Sous la Rome antique, la capitation était un impôt calculé à partir du nombre de personnes travaillant dans une exploitation agricole. Son abolition, du moins pour les citoyens romains, c'est-à-dire à l'exclusion des francs et des esclaves émancipés, aurait été prononcée par la reine Bathilde vers 660 nettement moins bornée que sa lointaine succésseuse.
Si Jésus avait prétendu qu'il ne faut pas payer la capitation, nul doute que les pharisiens et leurs complices les hérodiens, secte mystérieuse liée peut être à la croyance que le Roi Hérode était le Messie, l'auraient dénoncé aux autorités,
et s'il avait prétendu qu'il faut la payer cette taxe, ils auraient dit au peuple : cet homme là est complice des Romains, ne le suivez pas.
Qu'auriez vous fait à sa place ?
Vous ou moi, je ne sais pas. Jésus a dit Rendez donc à César ce qui est à César, et à Dieu ce qui est à Dieu.
Devant ceux qui posent ce piège redoutable et probablement devant des gens du peuple, Jésus fait la réponse la plus intelligente possible.
Certes, dit-il, vous allez payer cet impôt, mais la monnaie que vous allez rendre à César est en fait une fausse monnaie, et j'en profite pour vous le dire, elle n'a aucune valeur, d'autant plus qu'elle est basée sur l'injustice, sur l'usurpation, sur le blasphème, ce avec quoi, tous les juifs étaient bien d'accord, elle n'a aucune valeur parce que son destinataire, est du vent, car à qui vous vous devriez vraiment rendre quelque chose, c'est à Dieu. Et là, il ne s'agit plus d'un impôt injuste et sous la contrainte, mais il s'agit de reconnaissance, de louange, des grâces que vous pourriez rendre à Dieu. Vous les pharisiens, les hérodiens, ce que probablement vous ne faites pas, puisque vous n'avez qu'un seul but, enfermer, réduire à néant, la parole libre de Dieu, enfermer ce Sauveur qu'un jour vous finirez par abattre, mais qui, comme un oiseau décidemment libre, sortira du dernier piège dans lequel vous l'aurez enfermé, ce tombeau, ce piège, restera vide, et ce jour là, vous cesserez peut être de tendre des pièges, et ce jour là, vous vous rendrez vous aussi, vous vous rendrez compte, vous rendrez grâce, vous exprimerez votre reconnaissance devant la Parole de Dieu que rien ne peut enfermer.
Que retenir ce de ce passage ?
Se méfier quand la Bible passe dans l'imaginaire courant, elle perd souvent au passage de sa subtilité.

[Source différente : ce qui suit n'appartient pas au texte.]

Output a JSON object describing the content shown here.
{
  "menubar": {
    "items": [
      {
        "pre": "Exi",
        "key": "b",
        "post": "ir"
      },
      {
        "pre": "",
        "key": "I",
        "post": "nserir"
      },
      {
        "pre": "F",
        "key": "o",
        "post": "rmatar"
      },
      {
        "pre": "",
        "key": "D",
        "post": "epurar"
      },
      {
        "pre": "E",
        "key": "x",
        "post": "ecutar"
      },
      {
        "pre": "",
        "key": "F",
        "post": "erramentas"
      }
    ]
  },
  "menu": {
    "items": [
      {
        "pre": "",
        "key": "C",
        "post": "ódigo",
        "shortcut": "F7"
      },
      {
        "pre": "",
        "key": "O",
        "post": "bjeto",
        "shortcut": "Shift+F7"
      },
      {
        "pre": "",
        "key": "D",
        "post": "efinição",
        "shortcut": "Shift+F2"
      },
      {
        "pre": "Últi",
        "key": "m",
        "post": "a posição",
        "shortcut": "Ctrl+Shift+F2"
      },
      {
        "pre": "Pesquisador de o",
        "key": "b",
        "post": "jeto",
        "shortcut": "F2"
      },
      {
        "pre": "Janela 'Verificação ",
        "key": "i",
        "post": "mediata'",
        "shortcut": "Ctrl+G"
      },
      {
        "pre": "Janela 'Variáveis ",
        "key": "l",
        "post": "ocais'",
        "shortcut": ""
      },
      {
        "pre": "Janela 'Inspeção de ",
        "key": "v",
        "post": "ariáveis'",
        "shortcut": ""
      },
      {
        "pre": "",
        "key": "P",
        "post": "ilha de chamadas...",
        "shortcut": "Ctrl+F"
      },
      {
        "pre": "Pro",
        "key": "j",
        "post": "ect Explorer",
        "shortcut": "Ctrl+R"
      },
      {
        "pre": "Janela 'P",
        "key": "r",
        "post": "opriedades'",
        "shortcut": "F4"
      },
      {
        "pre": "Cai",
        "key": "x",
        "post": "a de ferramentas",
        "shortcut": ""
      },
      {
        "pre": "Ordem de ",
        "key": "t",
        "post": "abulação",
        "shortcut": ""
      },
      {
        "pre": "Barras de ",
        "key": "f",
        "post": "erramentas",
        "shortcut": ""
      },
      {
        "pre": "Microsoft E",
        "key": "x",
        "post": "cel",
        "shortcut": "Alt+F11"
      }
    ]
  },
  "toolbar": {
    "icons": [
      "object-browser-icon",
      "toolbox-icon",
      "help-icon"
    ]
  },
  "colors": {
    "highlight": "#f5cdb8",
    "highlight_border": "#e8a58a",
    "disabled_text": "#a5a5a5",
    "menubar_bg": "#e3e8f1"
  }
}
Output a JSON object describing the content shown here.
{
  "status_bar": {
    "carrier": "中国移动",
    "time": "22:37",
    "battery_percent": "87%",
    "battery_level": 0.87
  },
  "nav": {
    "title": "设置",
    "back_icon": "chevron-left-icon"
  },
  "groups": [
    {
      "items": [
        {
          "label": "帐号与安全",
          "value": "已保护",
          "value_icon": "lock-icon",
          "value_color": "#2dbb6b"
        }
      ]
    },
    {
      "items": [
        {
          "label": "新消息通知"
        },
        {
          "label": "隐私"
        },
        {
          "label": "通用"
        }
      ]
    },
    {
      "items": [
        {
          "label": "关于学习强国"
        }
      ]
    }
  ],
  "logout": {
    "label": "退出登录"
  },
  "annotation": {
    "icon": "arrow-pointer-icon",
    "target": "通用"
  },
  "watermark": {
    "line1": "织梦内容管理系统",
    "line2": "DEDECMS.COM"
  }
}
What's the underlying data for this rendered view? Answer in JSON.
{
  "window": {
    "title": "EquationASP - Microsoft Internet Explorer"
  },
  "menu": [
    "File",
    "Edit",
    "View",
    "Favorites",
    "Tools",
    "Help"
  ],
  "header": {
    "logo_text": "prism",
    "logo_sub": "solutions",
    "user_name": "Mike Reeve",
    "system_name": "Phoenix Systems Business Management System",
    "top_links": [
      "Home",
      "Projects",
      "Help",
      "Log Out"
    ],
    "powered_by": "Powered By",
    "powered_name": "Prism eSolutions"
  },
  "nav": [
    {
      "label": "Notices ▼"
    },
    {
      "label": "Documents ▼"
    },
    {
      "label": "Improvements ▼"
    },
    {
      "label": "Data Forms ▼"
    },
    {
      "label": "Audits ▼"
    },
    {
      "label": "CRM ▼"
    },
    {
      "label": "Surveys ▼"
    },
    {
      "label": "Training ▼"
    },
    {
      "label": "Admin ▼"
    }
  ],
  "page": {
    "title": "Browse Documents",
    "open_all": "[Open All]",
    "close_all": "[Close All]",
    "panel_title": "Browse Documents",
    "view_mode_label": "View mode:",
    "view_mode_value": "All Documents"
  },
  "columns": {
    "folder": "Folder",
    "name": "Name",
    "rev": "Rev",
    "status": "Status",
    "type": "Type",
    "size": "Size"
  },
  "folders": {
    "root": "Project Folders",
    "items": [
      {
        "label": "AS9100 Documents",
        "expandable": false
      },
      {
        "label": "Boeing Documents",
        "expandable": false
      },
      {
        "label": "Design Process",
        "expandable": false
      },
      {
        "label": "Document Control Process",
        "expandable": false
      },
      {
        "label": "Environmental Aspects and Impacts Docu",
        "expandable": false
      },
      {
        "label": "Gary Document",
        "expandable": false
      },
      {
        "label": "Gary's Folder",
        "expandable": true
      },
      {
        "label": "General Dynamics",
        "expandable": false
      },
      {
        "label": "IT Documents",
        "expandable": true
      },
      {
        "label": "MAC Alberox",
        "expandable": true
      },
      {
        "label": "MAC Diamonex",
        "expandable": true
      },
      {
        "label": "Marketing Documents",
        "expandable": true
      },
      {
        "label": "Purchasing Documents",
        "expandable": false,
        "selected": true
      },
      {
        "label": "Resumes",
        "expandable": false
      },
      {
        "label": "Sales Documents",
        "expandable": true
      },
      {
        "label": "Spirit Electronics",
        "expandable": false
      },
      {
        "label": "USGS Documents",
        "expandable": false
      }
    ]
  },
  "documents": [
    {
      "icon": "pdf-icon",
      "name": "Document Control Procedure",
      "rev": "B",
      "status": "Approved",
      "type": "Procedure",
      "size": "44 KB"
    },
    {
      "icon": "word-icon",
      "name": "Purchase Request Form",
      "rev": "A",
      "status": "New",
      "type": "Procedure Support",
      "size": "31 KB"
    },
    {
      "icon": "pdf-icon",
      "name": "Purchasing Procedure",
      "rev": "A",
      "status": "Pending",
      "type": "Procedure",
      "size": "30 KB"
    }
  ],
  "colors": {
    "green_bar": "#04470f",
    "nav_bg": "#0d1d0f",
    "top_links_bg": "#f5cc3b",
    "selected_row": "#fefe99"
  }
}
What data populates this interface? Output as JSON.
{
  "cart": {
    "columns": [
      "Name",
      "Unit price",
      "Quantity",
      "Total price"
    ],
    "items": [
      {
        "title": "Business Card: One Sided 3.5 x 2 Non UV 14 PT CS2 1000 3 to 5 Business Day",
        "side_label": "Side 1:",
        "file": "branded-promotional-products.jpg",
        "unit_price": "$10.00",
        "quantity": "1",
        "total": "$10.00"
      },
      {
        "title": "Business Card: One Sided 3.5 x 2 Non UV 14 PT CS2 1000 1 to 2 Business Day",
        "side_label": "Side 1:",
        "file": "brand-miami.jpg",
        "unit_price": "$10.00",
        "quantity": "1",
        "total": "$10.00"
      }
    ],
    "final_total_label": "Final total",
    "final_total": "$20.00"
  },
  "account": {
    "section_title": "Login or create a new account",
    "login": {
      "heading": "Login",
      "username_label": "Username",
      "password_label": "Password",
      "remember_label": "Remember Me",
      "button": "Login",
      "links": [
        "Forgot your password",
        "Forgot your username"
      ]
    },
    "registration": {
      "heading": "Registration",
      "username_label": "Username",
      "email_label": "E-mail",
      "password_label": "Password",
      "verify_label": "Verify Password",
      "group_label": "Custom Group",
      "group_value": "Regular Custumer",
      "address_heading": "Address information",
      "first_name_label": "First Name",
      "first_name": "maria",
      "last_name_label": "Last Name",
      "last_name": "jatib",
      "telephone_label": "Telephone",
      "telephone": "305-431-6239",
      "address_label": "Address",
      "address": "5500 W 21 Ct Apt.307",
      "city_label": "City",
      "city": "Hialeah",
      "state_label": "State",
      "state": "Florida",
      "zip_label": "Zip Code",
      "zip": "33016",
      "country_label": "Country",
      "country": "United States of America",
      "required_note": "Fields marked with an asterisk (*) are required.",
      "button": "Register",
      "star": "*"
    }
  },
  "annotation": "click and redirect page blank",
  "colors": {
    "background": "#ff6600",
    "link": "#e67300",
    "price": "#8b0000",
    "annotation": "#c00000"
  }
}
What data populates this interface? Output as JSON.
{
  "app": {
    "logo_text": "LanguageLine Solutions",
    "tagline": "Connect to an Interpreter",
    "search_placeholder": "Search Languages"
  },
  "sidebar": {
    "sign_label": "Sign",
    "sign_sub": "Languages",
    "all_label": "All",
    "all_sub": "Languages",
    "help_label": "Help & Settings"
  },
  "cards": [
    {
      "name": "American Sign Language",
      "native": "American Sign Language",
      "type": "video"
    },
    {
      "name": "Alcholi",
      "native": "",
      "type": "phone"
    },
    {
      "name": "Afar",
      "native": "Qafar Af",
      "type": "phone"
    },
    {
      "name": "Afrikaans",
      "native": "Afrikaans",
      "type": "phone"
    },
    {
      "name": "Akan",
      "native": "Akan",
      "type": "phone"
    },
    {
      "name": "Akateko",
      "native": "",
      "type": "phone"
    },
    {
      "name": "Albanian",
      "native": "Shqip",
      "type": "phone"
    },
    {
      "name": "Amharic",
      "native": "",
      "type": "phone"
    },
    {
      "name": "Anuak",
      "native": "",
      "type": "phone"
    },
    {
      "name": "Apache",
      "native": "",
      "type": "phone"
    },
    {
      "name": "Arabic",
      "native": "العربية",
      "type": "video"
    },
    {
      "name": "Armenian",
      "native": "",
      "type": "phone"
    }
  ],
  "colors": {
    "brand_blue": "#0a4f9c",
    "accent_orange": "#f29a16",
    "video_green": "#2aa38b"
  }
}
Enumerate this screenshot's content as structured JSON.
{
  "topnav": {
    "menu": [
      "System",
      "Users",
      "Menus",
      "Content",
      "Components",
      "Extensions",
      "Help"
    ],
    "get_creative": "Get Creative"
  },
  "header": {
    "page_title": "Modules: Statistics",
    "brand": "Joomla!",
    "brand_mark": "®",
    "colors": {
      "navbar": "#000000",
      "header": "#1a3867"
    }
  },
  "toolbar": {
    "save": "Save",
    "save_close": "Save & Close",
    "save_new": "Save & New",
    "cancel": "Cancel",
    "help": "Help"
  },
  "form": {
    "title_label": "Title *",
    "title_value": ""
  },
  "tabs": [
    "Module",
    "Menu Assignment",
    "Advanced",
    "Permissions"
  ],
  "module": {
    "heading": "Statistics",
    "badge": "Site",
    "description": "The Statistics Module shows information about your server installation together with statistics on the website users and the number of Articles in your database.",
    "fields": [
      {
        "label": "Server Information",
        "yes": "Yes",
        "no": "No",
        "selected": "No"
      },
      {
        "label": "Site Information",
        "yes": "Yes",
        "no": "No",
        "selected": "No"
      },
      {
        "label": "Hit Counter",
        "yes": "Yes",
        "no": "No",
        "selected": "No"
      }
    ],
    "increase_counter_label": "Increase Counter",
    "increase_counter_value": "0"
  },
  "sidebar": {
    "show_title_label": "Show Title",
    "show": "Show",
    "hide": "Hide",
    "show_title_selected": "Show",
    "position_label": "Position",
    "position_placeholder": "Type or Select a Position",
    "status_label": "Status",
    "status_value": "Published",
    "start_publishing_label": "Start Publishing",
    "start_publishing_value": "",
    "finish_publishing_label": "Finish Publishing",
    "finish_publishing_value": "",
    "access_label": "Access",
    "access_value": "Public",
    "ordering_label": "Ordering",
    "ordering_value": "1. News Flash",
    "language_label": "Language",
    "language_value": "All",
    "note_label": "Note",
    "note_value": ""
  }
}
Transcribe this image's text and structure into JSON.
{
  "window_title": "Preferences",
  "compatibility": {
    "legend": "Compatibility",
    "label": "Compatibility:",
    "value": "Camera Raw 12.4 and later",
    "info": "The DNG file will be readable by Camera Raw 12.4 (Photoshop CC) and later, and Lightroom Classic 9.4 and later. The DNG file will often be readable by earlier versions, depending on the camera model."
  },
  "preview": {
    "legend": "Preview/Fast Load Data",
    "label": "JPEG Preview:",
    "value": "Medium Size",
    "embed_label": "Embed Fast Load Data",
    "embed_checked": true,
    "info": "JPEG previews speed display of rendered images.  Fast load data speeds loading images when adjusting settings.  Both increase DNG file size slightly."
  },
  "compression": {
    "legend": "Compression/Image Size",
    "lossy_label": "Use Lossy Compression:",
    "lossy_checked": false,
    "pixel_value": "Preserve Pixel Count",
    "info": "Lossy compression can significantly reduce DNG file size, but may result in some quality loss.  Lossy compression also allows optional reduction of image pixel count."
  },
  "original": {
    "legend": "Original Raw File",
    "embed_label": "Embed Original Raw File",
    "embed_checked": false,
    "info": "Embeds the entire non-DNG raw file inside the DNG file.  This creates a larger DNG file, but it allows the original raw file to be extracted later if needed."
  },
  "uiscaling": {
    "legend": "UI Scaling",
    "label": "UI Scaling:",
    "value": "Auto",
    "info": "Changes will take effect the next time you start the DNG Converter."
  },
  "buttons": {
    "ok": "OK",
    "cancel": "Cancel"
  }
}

Se rendre compte que Jésus trouve la troisième voie quand on tente de l'enfermer dans un piège binaire.
Constater le courage de celui dont les évangiles raconte l'histoire quand il ose dire que César n'est pas Dieu, en sous entendant fortement qu'en fait, ce pouvoir là n'a aucune valeur.
Et enfin = Méditer encore et encore sur ce que voudra dire pour nous : rendre à Dieu ce qui est à Dieu.
Et peut-être s'apercevoir qu'il ne s'agirait pas de passer à côté de l'essentiel en payant encore et encore des taxes , certes pas sous forme d'argent, mais sous forme de temps, de consécration, d'addictions ou d'habitudes, de suivisme, à des César qui n'en valent pas le prix à payer.